C'est de l'argent qui est bienvenu. Notre objectif, c'est toujours de se rendre à la durée de vie de Mont-Wright, qui est de 2045, et c'est ce qu'on veut faire.

Paul Wilson, porte-parole d'ArcelorMittal

Il s'agit d'une entente naturelle pour les deux parties, constate Serge Morin, de la Financière Banque Nationale. D'une part, ArcelorMittal Canada, qui prépare toujours l'intégration du gaz naturel, a besoin d'un coup de pouce pour profiter de l'embellie sur le marché des ressources, où la concurrence des aciéristes chinois est féroce.

Partout sur la planète, les gens veulent réduire leurs coûts de production unitaires. Et ils ont tous la même solution, produire plus pour produire à moins cher la tonne.

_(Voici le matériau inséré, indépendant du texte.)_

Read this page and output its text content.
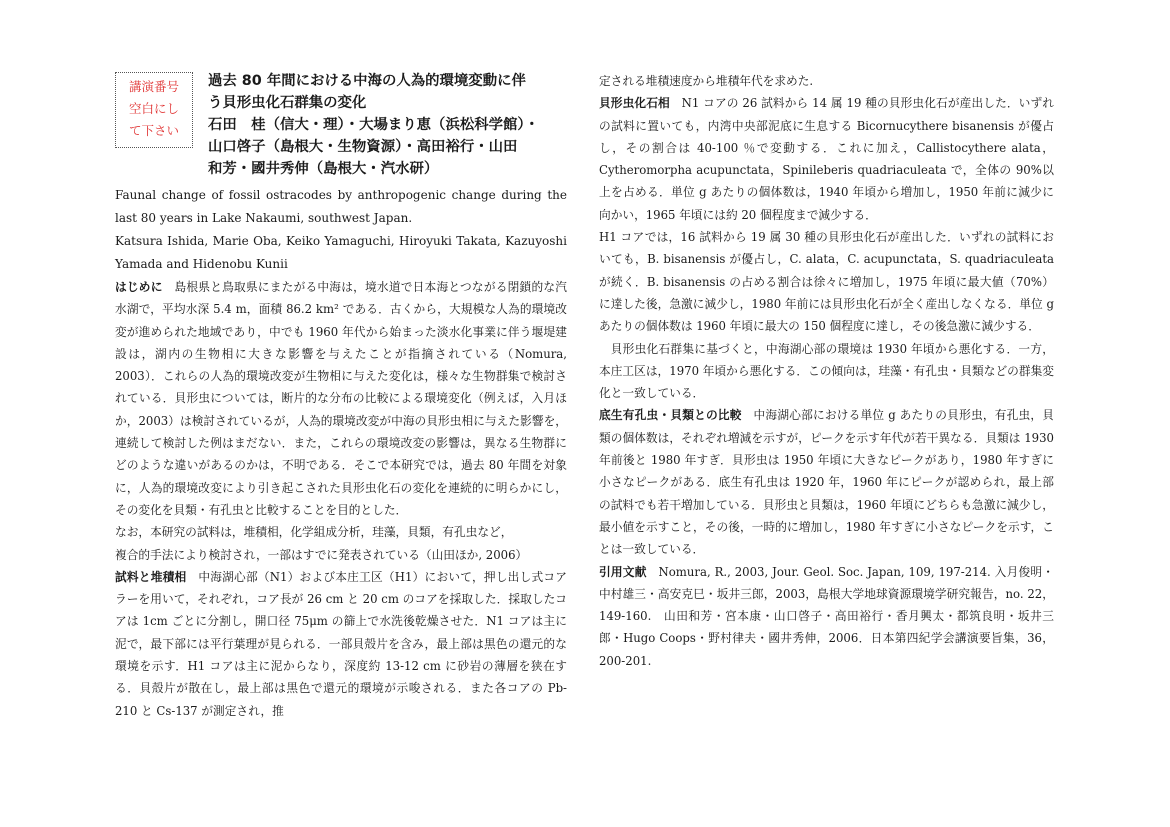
講演番号
空白にし
て下さい
過去 80 年間における中海の人為的環境変動に伴
う貝形虫化石群集の変化
石田　桂（信大・理）・大場まり恵（浜松科学館）・
山口啓子（島根大・生物資源）・高田裕行・山田
和芳・國井秀伸（島根大・汽水研）
Faunal change of fossil ostracodes by anthropogenic change during the last 80 years in Lake Nakaumi, southwest Japan.
Katsura Ishida, Marie Oba, Keiko Yamaguchi, Hiroyuki Takata, Kazuyoshi Yamada and Hidenobu Kunii

はじめに　 島根県と鳥取県にまたがる中海は，境水道で日本海とつながる閉鎖的な汽水湖で，平均水深 5.4 m，面積 86.2 km² である．古くから，大規模な人為的環境改変が進められた地域であり，中でも 1960 年代から始まった淡水化事業に伴う堰堤建設は，湖内の生物相に大きな影響を与えたことが指摘されている（Nomura, 2003）．これらの人為的環境改変が生物相に与えた変化は，様々な生物群集で検討されている．貝形虫については，断片的な分布の比較による環境変化（例えば，入月ほか，2003）は検討されているが，人為的環境改変が中海の貝形虫相に与えた影響を，連続して検討した例はまだない．また，これらの環境改変の影響は，異なる生物群にどのような違いがあるのかは，不明である．そこで本研究では，過去 80 年間を対象に，人為的環境改変により引き起こされた貝形虫化石の変化を連続的に明らかにし，その変化を貝類・有孔虫と比較することを目的とした．

なお，本研究の試料は，堆積相，化学組成分析，珪藻，貝類，有孔虫など，

複合的手法により検討され，一部はすでに発表されている（山田ほか, 2006）

試料と堆積相　 中海湖心部（N1）および本庄工区（H1）において，押し出し式コアラーを用いて，それぞれ，コア長が 26 cm と 20 cm のコアを採取した．採取したコアは 1cm ごとに分割し，開口径 75μm の篩上で水洗後乾燥させた．N1 コアは主に泥で，最下部には平行葉理が見られる．一部貝殻片を含み，最上部は黒色の還元的な環境を示す．H1 コアは主に泥からなり，深度約 13-12 cm に砂岩の薄層を狭在する．貝殻片が散在し，最上部は黒色で還元的環境が示唆される．また各コアの Pb-210 と Cs-137 が測定され，推

定される堆積速度から堆積年代を求めた.

貝形虫化石相　 N1 コアの 26 試料から 14 属 19 種の貝形虫化石が産出した．いずれの試料に置いても，内湾中央部泥底に生息する Bicornucythere bisanensis が優占し，その割合は 40-100 ％で変動する．これに加え，Callistocythere alata，Cytheromorpha acupunctata，Spinileberis quadriaculeata で，全体の 90%以上を占める．単位 g あたりの個体数は，1940 年頃から増加し，1950 年前に減少に向かい，1965 年頃には約 20 個程度まで減少する．

H1 コアでは，16 試料から 19 属 30 種の貝形虫化石が産出した．いずれの試料においても，B. bisanensis が優占し，C. alata，C. acupunctata，S. quadriaculeata が続く．B. bisanensis の占める割合は徐々に増加し，1975 年頃に最大値（70%）に達した後，急激に減少し，1980 年前には貝形虫化石が全く産出しなくなる．単位 g あたりの個体数は 1960 年頃に最大の 150 個程度に達し，その後急激に減少する．

貝形虫化石群集に基づくと，中海湖心部の環境は 1930 年頃から悪化する．一方，本庄工区は，1970 年頃から悪化する．この傾向は，珪藻・有孔虫・貝類などの群集変化と一致している．

底生有孔虫・貝類との比較　 中海湖心部における単位 g あたりの貝形虫，有孔虫，貝類の個体数は，それぞれ増減を示すが，ピークを示す年代が若干異なる．貝類は 1930 年前後と 1980 年すぎ．貝形虫は 1950 年頃に大きなピークがあり，1980 年すぎに小さなピークがある．底生有孔虫は 1920 年，1960 年にピークが認められ，最上部の試料でも若干増加している．貝形虫と貝類は，1960 年頃にどちらも急激に減少し，最小値を示すこと，その後，一時的に増加し，1980 年すぎに小さなピークを示す，ことは一致している．

引用文献　 Nomura, R., 2003, Jour. Geol. Soc. Japan, 109, 197-214. 入月俊明・中村雄三・高安克巳・坂井三郎，2003，島根大学地球資源環境学研究報告，no. 22，149-160.　山田和芳・宮本康・山口啓子・高田裕行・香月興太・都筑良明・坂井三郎・Hugo Coops・野村律夫・國井秀伸，2006．日本第四紀学会講演要旨集，36，200-201.
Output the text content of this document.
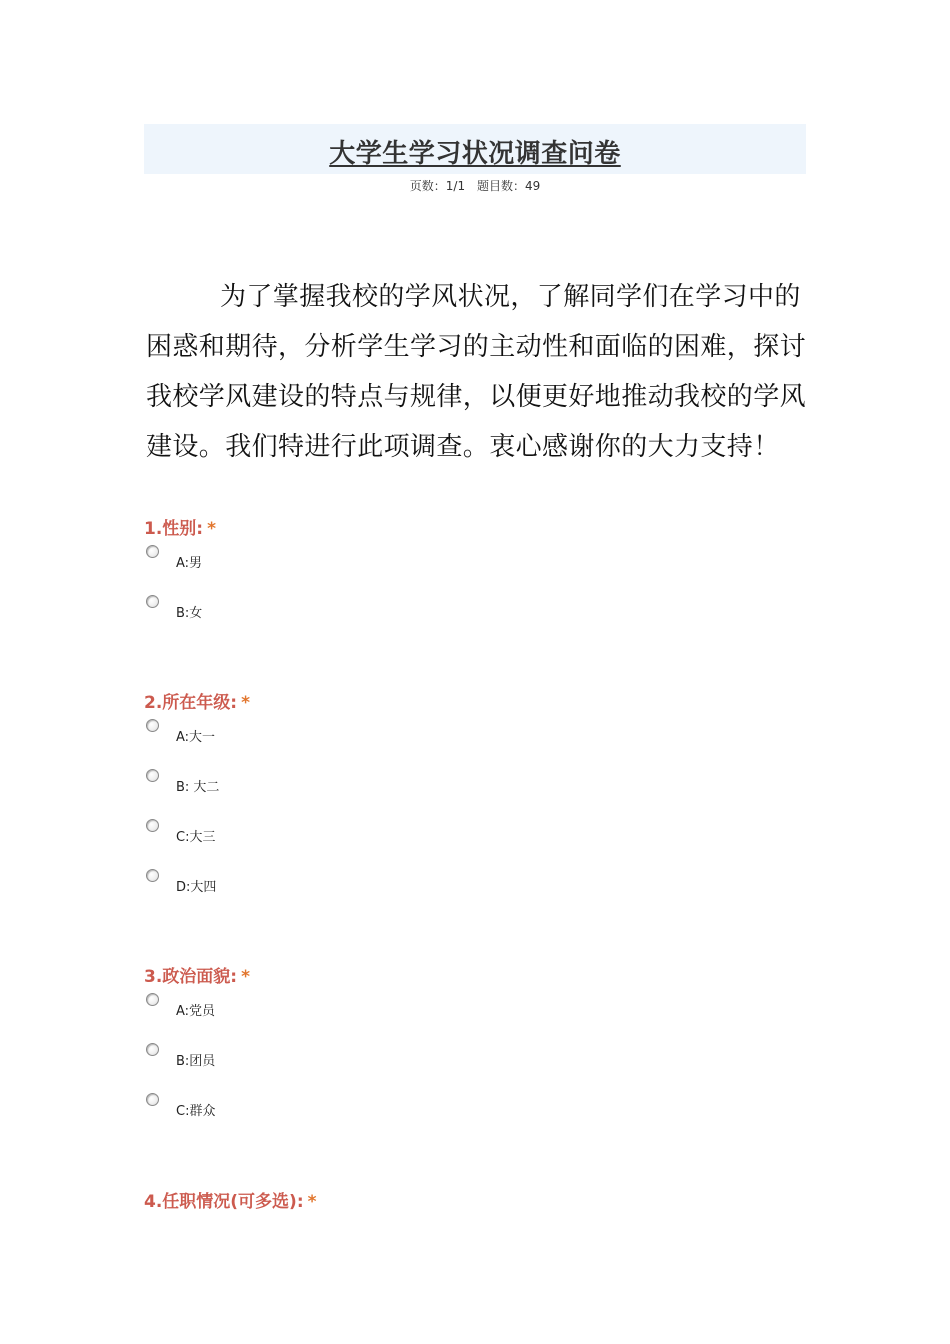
大学生学习状况调查问卷
页数：1/1 题目数：49
为了掌握我校的学风状况，了解同学们在学习中的困惑和期待，分析学生学习的主动性和面临的困难，探讨我校学风建设的特点与规律，以便更好地推动我校的学风建设。我们特进行此项调查。衷心感谢你的大力支持！
1.性别: *
A:男
B:女
2.所在年级: *
A:大一
B: 大二
C:大三
D:大四
3.政治面貌: *
A:党员
B:团员
C:群众
4.任职情况(可多选): *
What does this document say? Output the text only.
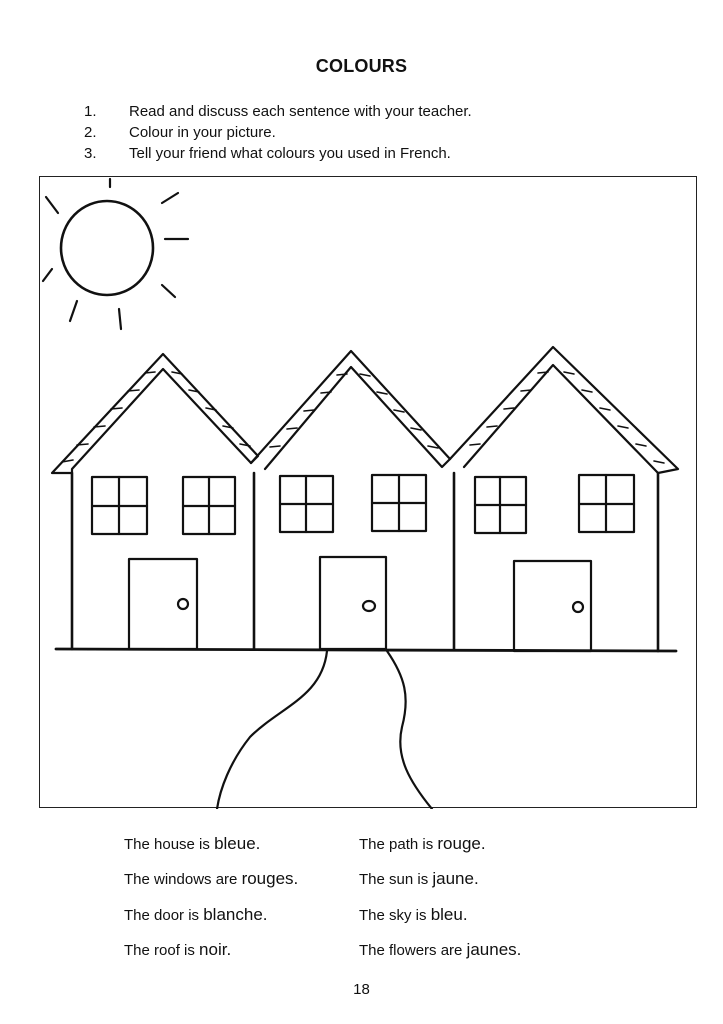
COLOURS
1.	Read and discuss each sentence with your teacher.
2.	Colour in your picture.
3.	Tell your friend what colours you used in French.
The house is bleue.	The path is rouge.
The windows are rouges.	The sun is jaune.
The door is blanche.	The sky is bleu.
The roof is noir.	The flowers are jaunes.
18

Serge Morin, conseiller, gestion du patrimoine et 1er vice-président, Financière Banque Nationale

D'autre part, Québec est intéressé à maintenir ses revenus de taxation sur des emplois bien rémunérés, afin de financer l'accroissement des dépenses en santé et en éducation que la population réclame :

N'oubliez pas que l'argent qu'eux [Québec] investissent, si les emplois sont conservés plus longtemps que prévu, ils vont récupérer en impôt provincial, en TPS, en TVQ, ce qu'ils ont investi. Moi, je crois que c'est un geste qu'il faut faire, et je suis pas sûr qu'on a vraiment le choix.

Serge Morin

Tout cela alors que le prix du fer se transige présentement autour de 80 $ US la tonne, soit 110 $ canadiens, après être descendu sous les 40 $.

ArcelorMittal a terminé l'année 2016 avec une production de 28 millions de tonnes de fer concentré et de boulettes. La dette à long terme de la société-mère affichait un taux de financement de 4,75 % vendredi, comparativement à 7 % à la fin de 2015.

Une preuve que la réceptivité des banquiers à l'égard du secteur des ressources naturelles est plus favorable en ce début d'année 2017.